MageMojo incident

Node under emergency maintenance in US East area zone

Major Resolved View vendor source →

MageMojo experienced a major incident on March 19, 2021 affecting Webscale STRATUS - Northern Virginia, lasting 1h 34m. The incident has been resolved; the full update timeline is below.

Started
Mar 19, 2021, 02:39 PM UTC
Resolved
Mar 19, 2021, 04:14 PM UTC
Duration
1h 34m
Detected by Pingoru
Mar 19, 2021, 02:39 PM UTC

Affected components

Webscale STRATUS - Northern Virginia

Update timeline

  1. investigating Mar 19, 2021, 02:39 PM UTC

    We are currently investigating this issue.

  2. identified Mar 19, 2021, 03:22 PM UTC

    The issue has been identified and a fix is being implemented.

  3. monitoring Mar 19, 2021, 03:45 PM UTC

    A fix has been implemented and we are monitoring the results.

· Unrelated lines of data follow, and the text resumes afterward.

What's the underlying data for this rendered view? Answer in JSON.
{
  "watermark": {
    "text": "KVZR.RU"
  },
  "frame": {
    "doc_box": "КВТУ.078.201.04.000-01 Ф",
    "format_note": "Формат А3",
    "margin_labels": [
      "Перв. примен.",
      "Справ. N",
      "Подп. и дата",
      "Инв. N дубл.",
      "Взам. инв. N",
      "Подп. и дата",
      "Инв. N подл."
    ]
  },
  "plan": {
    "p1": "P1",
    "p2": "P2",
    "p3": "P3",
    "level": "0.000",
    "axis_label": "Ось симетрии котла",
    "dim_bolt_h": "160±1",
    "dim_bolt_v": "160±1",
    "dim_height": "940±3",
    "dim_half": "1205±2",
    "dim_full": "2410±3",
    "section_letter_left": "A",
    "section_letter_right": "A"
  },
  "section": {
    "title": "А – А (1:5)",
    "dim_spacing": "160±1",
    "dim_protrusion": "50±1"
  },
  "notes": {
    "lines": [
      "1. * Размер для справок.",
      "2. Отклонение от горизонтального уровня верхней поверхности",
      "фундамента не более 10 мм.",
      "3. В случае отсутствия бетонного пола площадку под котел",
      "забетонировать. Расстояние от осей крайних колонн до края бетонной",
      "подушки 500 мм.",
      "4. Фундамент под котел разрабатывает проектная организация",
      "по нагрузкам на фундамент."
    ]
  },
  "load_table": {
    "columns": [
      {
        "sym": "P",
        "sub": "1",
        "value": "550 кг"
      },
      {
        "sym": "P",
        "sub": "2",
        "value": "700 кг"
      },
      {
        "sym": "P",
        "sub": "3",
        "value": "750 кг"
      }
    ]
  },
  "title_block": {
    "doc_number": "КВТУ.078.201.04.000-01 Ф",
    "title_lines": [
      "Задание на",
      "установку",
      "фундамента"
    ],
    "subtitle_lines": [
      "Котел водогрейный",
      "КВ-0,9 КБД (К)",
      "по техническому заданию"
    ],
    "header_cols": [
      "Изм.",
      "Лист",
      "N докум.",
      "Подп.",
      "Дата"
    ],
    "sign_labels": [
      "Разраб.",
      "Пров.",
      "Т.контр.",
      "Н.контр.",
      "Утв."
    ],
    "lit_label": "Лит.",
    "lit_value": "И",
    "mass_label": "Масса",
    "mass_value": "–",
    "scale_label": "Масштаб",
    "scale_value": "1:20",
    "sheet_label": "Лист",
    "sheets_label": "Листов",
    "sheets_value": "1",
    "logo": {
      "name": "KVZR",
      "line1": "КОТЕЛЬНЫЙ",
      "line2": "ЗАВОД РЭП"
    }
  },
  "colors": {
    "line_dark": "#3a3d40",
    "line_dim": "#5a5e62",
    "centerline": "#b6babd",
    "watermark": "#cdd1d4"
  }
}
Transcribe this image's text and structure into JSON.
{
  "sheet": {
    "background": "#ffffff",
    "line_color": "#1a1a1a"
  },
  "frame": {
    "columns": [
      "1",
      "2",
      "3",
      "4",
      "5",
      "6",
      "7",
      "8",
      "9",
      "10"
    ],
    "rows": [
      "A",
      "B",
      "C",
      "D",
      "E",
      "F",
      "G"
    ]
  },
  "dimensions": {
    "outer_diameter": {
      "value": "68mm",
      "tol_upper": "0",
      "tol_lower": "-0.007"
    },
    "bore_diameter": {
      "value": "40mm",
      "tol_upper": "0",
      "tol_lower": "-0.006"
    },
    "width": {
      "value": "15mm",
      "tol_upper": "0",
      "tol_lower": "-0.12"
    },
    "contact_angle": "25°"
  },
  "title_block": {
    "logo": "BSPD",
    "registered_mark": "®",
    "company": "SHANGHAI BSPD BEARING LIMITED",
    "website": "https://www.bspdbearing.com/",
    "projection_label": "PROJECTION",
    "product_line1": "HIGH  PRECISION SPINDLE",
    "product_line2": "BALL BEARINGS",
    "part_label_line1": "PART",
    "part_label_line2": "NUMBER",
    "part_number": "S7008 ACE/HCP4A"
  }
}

  4. resolved Mar 19, 2021, 04:14 PM UTC

    This incident has been resolved.

  5. postmortem Mar 24, 2021, 05:03 PM UTC

    An investigation concluded that a comprehensive kernel bug hit the ZFS filesystem and caused the issue with one of the nodes in our fleet. The problem is identified as similar to the [https://github.com/openzfs/zfs/issues/10642](https://github.com/openzfs/zfs/issues/10642) bug already reported. We have captured kernel stack traces during this event, and a solution for prevention is under investigation.